Federal Environment Minister Tony Burke told Parliament that NSW sought different rules for coal seam gas projects from other states.
Mr Burke said under a national partnership agreement, signed by most states, the federal government had put up money for independent science to be locked into planning decisions.
He tabled in Parliament yesterday a letter from NSW Premier Barry O'Farrell saying the state wanted a different set of rules for some CSG projects.
"It is simply not good enough to have a situation where one state is wanting to make sure that the scientific checks are not done to them," Mr Burke told Parliament.
"For some reason, and you can all work out your own conclusions as to why, Barry O'Farrell does not want that information to inform planning decisions in NSW."
In states such as Queensland there was an exclusion zone around settled areas to prevent serious loss of groundwater through CSG exploration and extraction, the minister said.
"In NSW, instead of it only being in areas well away from settled areas, there are proposals in not only New England, that has had a whole lot of publicity, but up in the far north coast of NSW, in the Hunter, in the Illawarra, in western Sydney - there are areas subject to this."

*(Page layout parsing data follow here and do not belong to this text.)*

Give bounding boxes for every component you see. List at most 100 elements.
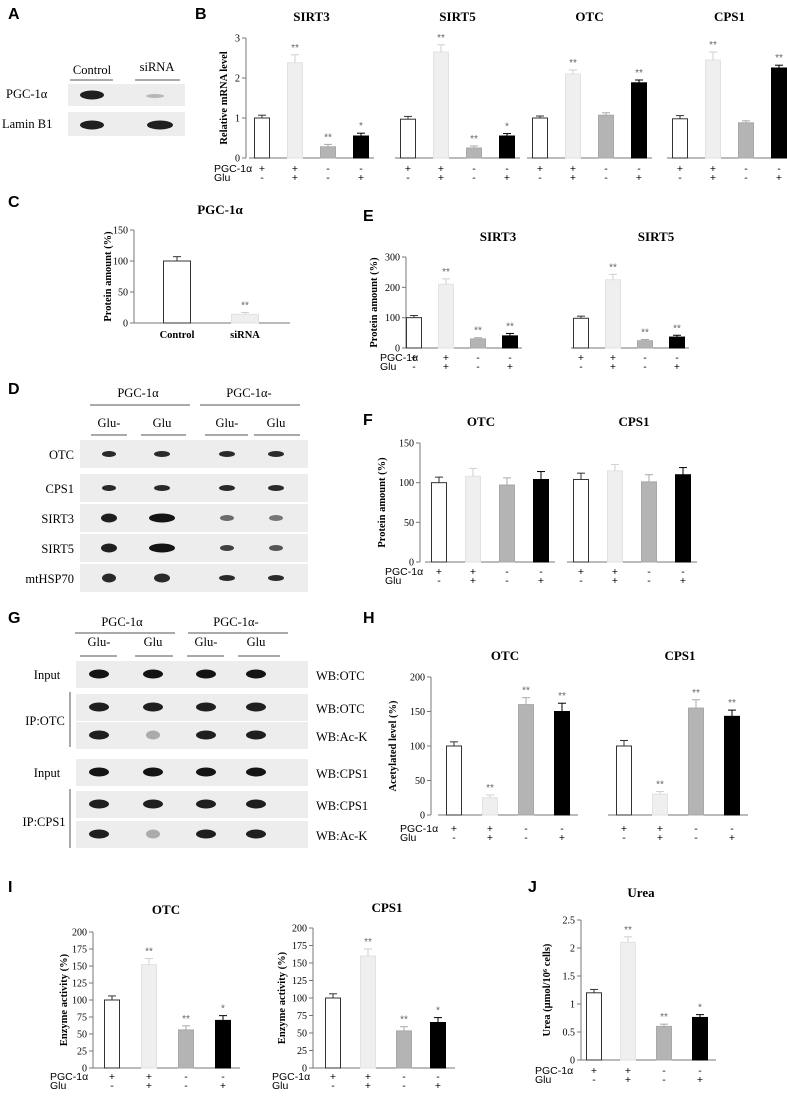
- condition-sign: -: [604, 172, 608, 184]
- blot-row-label: OTC: [49, 448, 74, 462]
- blot-band: [268, 485, 284, 491]
- blot-band: [154, 573, 170, 583]
- panel-letter-f: F: [363, 412, 373, 429]
- panel-letter-a: A: [8, 6, 20, 23]
- condition-sign: -: [662, 1065, 666, 1077]
- blot-band: [143, 702, 163, 712]
- series-2-bar-1: [573, 317, 589, 349]
- blot-strip: [76, 722, 308, 749]
- bar-4: [215, 1019, 231, 1069]
- blot-band: [246, 799, 266, 809]
- bar-4: [430, 1022, 446, 1069]
- condition-label-glu: Glu: [535, 1074, 552, 1086]
- blot-row-label: mtHSP70: [25, 572, 74, 586]
- group-label: PGC-1α: [101, 615, 143, 629]
- significance-mark: **: [364, 937, 372, 948]
- series-2-bar-2: [605, 279, 621, 349]
- blot-band: [219, 575, 235, 581]
- panel-letter-g: G: [8, 610, 20, 627]
- condition-sign: -: [744, 172, 748, 184]
- condition-sign: -: [260, 172, 264, 184]
- bar-1: [104, 999, 120, 1069]
- condition-sign: -: [524, 823, 528, 835]
- blot-band: [80, 120, 104, 130]
- blot-band: [102, 573, 116, 583]
- y-tick-label: 100: [113, 257, 128, 268]
- condition-sign: -: [560, 823, 564, 835]
- condition-sign: -: [184, 1080, 188, 1092]
- bar-1: [325, 997, 341, 1069]
- series-3-bar-4: [631, 82, 647, 159]
- condition-sign: -: [436, 1071, 440, 1083]
- condition-sign: -: [662, 1074, 666, 1086]
- blot-band: [80, 90, 104, 100]
- condition-sign: +: [697, 1074, 703, 1086]
- panel-letter-e: E: [363, 208, 374, 225]
- condition-sign: +: [507, 361, 513, 373]
- y-tick-label: 100: [292, 994, 307, 1005]
- blot-row-label: SIRT5: [41, 542, 74, 556]
- chart-title: OTC: [152, 902, 180, 917]
- blot-band: [196, 799, 216, 809]
- condition-sign: +: [570, 163, 576, 175]
- panel-letter-h: H: [363, 610, 375, 627]
- condition-sign: +: [487, 832, 493, 844]
- y-tick-label: 150: [292, 959, 307, 970]
- y-tick-label: 0: [82, 1064, 87, 1075]
- series-1-bar-2: [287, 62, 303, 159]
- y-tick-label: 200: [410, 673, 425, 684]
- series-2-bar-2: [652, 793, 668, 816]
- series-2-bar-3: [466, 147, 482, 159]
- blot-band: [246, 767, 266, 777]
- y-tick-label: 75: [297, 1011, 307, 1022]
- y-axis-label: Relative mRNA level: [219, 51, 230, 144]
- significance-mark: **: [145, 947, 153, 958]
- series-1-bar-2: [482, 797, 498, 816]
- y-tick-label: 1: [570, 1000, 575, 1011]
- condition-sign: +: [621, 823, 627, 835]
- condition-sign: +: [405, 163, 411, 175]
- series-1-bar-4: [533, 478, 549, 563]
- condition-sign: +: [292, 172, 298, 184]
- condition-sign: +: [710, 172, 716, 184]
- condition-sign: -: [476, 361, 480, 373]
- series-1-bar-2: [465, 475, 481, 563]
- series-2-bar-2: [433, 51, 449, 159]
- y-tick-label: 2.5: [563, 916, 576, 927]
- condition-sign: -: [184, 1071, 188, 1083]
- y-tick-label: 175: [292, 941, 307, 952]
- y-tick-label: 75: [77, 1013, 87, 1024]
- bar-2: [620, 941, 636, 1061]
- condition-sign: -: [579, 575, 583, 587]
- series-2-bar-1: [616, 745, 632, 816]
- series-2-bar-2: [607, 470, 623, 563]
- y-tick-label: 150: [113, 226, 128, 237]
- condition-sign: -: [622, 832, 626, 844]
- condition-sign: -: [406, 172, 410, 184]
- chart-title: CPS1: [371, 900, 402, 915]
- blot-band: [89, 799, 109, 809]
- y-axis-label: Urea (μmol/10⁶ cells): [542, 943, 553, 1036]
- condition-sign: +: [365, 1080, 371, 1092]
- y-tick-label: 0: [123, 319, 128, 330]
- series-2-bar-3: [688, 707, 704, 816]
- significance-mark: **: [673, 323, 681, 334]
- series-2-bar-4: [499, 135, 515, 159]
- significance-mark: **: [486, 783, 494, 794]
- y-tick-label: 50: [118, 288, 128, 299]
- condition-sign: +: [538, 575, 544, 587]
- chart-title: Urea: [627, 885, 655, 900]
- y-tick-label: 2: [570, 944, 575, 955]
- panel-letter-c: C: [8, 194, 20, 211]
- condition-sign: -: [647, 575, 651, 587]
- series-1-bar-3: [470, 338, 486, 349]
- y-axis-label: Protein amount (%): [377, 457, 388, 548]
- condition-sign: -: [472, 163, 476, 175]
- blot-band: [154, 451, 170, 457]
- y-tick-label: 100: [399, 478, 414, 489]
- significance-mark: *: [359, 121, 363, 132]
- condition-sign: +: [776, 172, 782, 184]
- condition-sign: -: [326, 163, 330, 175]
- condition-sign: -: [437, 575, 441, 587]
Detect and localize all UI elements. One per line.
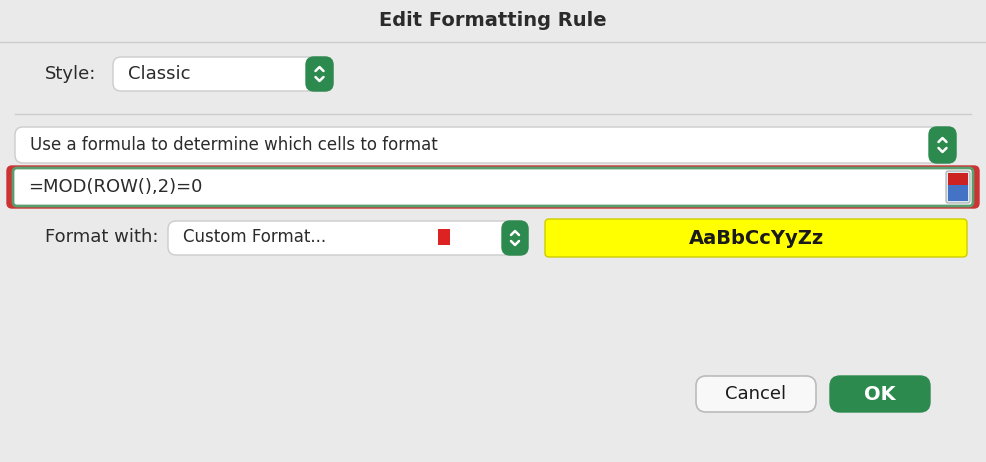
Text: AaBbCcYyZz: AaBbCcYyZz — [688, 229, 823, 248]
FancyBboxPatch shape — [7, 166, 979, 208]
Text: OK: OK — [864, 384, 896, 403]
FancyBboxPatch shape — [168, 221, 528, 255]
Text: Cancel: Cancel — [726, 385, 787, 403]
Text: =MOD(ROW(),2)=0: =MOD(ROW(),2)=0 — [28, 178, 202, 196]
Text: Classic: Classic — [128, 65, 190, 83]
Bar — [438, 229, 450, 245]
FancyBboxPatch shape — [13, 168, 973, 206]
Text: Style:: Style: — [45, 65, 97, 83]
Text: Use a formula to determine which cells to format: Use a formula to determine which cells t… — [30, 136, 438, 154]
Bar — [948, 173, 968, 185]
FancyBboxPatch shape — [696, 376, 816, 412]
FancyBboxPatch shape — [113, 57, 333, 91]
FancyBboxPatch shape — [306, 57, 333, 91]
FancyBboxPatch shape — [545, 219, 967, 257]
Text: Format with:: Format with: — [45, 228, 159, 246]
Text: Edit Formatting Rule: Edit Formatting Rule — [380, 12, 606, 30]
FancyBboxPatch shape — [946, 171, 970, 203]
FancyBboxPatch shape — [502, 221, 528, 255]
FancyBboxPatch shape — [929, 127, 956, 163]
Bar — [948, 185, 968, 201]
FancyBboxPatch shape — [15, 127, 956, 163]
Text: Custom Format...: Custom Format... — [183, 228, 326, 246]
FancyBboxPatch shape — [830, 376, 930, 412]
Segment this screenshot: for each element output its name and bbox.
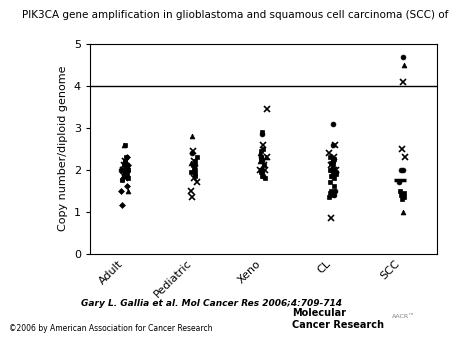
Text: AACR™: AACR™ — [392, 314, 415, 319]
Y-axis label: Copy number/diploid genome: Copy number/diploid genome — [58, 66, 68, 232]
Text: ©2006 by American Association for Cancer Research: ©2006 by American Association for Cancer… — [9, 324, 212, 333]
Text: PIK3CA gene amplification in glioblastoma and squamous cell carcinoma (SCC) of t: PIK3CA gene amplification in glioblastom… — [22, 10, 450, 20]
Text: Gary L. Gallia et al. Mol Cancer Res 2006;4:709-714: Gary L. Gallia et al. Mol Cancer Res 200… — [81, 299, 342, 308]
Text: Molecular
Cancer Research: Molecular Cancer Research — [292, 308, 384, 330]
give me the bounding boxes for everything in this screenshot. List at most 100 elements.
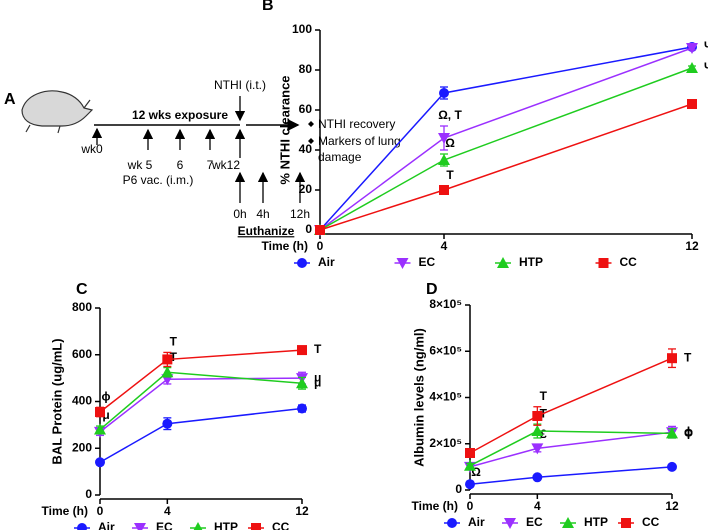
x-tick-label: 0 bbox=[467, 499, 474, 513]
series-line bbox=[319, 67, 693, 231]
annotation: Ω, T bbox=[438, 108, 462, 122]
y-tick-label: 80 bbox=[299, 62, 313, 76]
outcome: Markers of lung bbox=[318, 134, 401, 148]
legend-marker bbox=[562, 517, 574, 528]
annotation: Ω bbox=[445, 136, 455, 150]
data-point bbox=[438, 154, 450, 165]
data-point bbox=[667, 461, 677, 472]
legend-marker bbox=[598, 258, 609, 268]
annotation: T bbox=[170, 335, 178, 349]
panel-label: B bbox=[262, 0, 274, 14]
series-line bbox=[99, 377, 303, 433]
y-tick-label: 0 bbox=[455, 482, 462, 496]
data-point bbox=[532, 411, 543, 421]
annotation: ɸ bbox=[684, 426, 693, 440]
y-axis-title: % NTHI clearance bbox=[277, 75, 292, 184]
legend-label: EC bbox=[526, 515, 543, 529]
legend-label: HTP bbox=[519, 255, 543, 269]
y-axis-title: BAL Protein (ug/mL) bbox=[49, 338, 64, 464]
legend-label: CC bbox=[272, 520, 290, 530]
data-point bbox=[687, 99, 697, 109]
annotation: T bbox=[314, 342, 322, 356]
annotation: μ bbox=[102, 408, 109, 422]
week-label: wk0 bbox=[80, 142, 103, 156]
data-point bbox=[686, 43, 698, 54]
x-tick-label: 4 bbox=[534, 499, 541, 513]
annotation: T bbox=[540, 389, 548, 403]
x-tick-label: 12 bbox=[665, 499, 679, 513]
legend-marker bbox=[251, 523, 261, 530]
exposure-label: 12 wks exposure bbox=[132, 108, 228, 122]
legend-marker bbox=[134, 523, 146, 530]
panel-label: C bbox=[76, 281, 88, 298]
x-axis-title: Time (h) bbox=[42, 504, 88, 518]
bullets bbox=[308, 121, 314, 144]
annotation: T bbox=[446, 168, 454, 182]
data-point bbox=[464, 459, 476, 471]
vaccination-label: P6 vac. (i.m.) bbox=[123, 173, 194, 187]
series-line bbox=[99, 371, 303, 431]
annotation: ɸ bbox=[684, 424, 693, 438]
data-point bbox=[531, 443, 544, 455]
data-point bbox=[161, 366, 174, 378]
data-point bbox=[297, 403, 307, 414]
legend-label: Air bbox=[318, 255, 335, 269]
y-tick-label: 40 bbox=[299, 142, 313, 156]
data-point bbox=[94, 423, 106, 435]
legend-label: EC bbox=[419, 255, 436, 269]
data-point bbox=[297, 345, 307, 356]
panel-label: D bbox=[426, 281, 438, 298]
x-tick-label: 0 bbox=[97, 504, 104, 518]
legend-marker bbox=[193, 522, 203, 530]
y-tick-label: 800 bbox=[72, 300, 92, 314]
annotation: £ bbox=[540, 427, 547, 441]
x-axis-title: Time (h) bbox=[412, 499, 458, 513]
data-point bbox=[532, 472, 543, 483]
legend-marker bbox=[497, 257, 509, 268]
data-point bbox=[162, 418, 173, 429]
annotation: T bbox=[170, 350, 178, 364]
euthanize-label: Euthanize bbox=[238, 224, 295, 238]
legend-label: Air bbox=[468, 515, 485, 529]
x-tick-label: 12 bbox=[685, 239, 699, 253]
data-point bbox=[666, 427, 678, 439]
data-point bbox=[465, 448, 475, 458]
data-point bbox=[296, 377, 308, 389]
series-line bbox=[469, 357, 673, 454]
data-point bbox=[439, 185, 449, 195]
outcome: damage bbox=[318, 150, 362, 164]
y-tick-label: 8×10⁵ bbox=[429, 297, 462, 311]
y-tick-label: 20 bbox=[299, 182, 313, 196]
annotation: Ω bbox=[471, 465, 481, 479]
timepoint: 12h bbox=[290, 207, 310, 221]
timepoint: 0h bbox=[233, 207, 246, 221]
data-point bbox=[531, 425, 544, 437]
legend-label: CC bbox=[620, 255, 638, 269]
week-label: wk 5 bbox=[127, 158, 153, 172]
outcome: NTHI recovery bbox=[318, 117, 395, 131]
x-tick-label: 0 bbox=[317, 239, 324, 253]
data-point bbox=[95, 407, 105, 418]
week-label: 7 bbox=[207, 158, 214, 172]
y-tick-label: 4×10⁵ bbox=[429, 390, 462, 404]
legend-marker bbox=[447, 518, 457, 528]
annotation: T bbox=[684, 350, 692, 364]
y-tick-label: 6×10⁵ bbox=[429, 343, 462, 357]
data-point bbox=[95, 457, 105, 468]
annotation: Ψ bbox=[704, 60, 708, 74]
y-tick-label: 400 bbox=[72, 394, 92, 408]
x-tick-label: 12 bbox=[295, 504, 309, 518]
y-tick-label: 600 bbox=[72, 347, 92, 361]
y-tick-label: 0 bbox=[305, 222, 312, 236]
y-tick-label: 200 bbox=[72, 440, 92, 454]
data-point bbox=[438, 133, 450, 144]
series-line bbox=[469, 466, 673, 485]
x-axis-title: Time (h) bbox=[262, 239, 308, 253]
annotation: μ bbox=[314, 375, 321, 389]
panel-label: A bbox=[4, 91, 16, 108]
legend-marker bbox=[621, 518, 631, 528]
data-point bbox=[686, 62, 698, 73]
x-tick-label: 4 bbox=[441, 239, 448, 253]
study-diagram: A 12 wks exposure wk0 wk 5 6 7 P6 vac. (… bbox=[4, 78, 401, 238]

Mr Burke said when he dealt with proposals in Queensland, concerns were raised about ground subsidence near CSG projects after the extraction of groundwater.
If that occurred near a settled area it could cause various problems with ground dropping away under people's homes, schools and roads, he said.
Mr O'Farrell said he was surprised the federal government no longer believed NSW had the toughest CSG regulations in Australia.
The premier said the federal government had in December 2012 accepted what they agreed were the strictest CSG regulations in the nation.
The only thing that had changed since then was the announcement of a federal election, Mr O'Farrell said.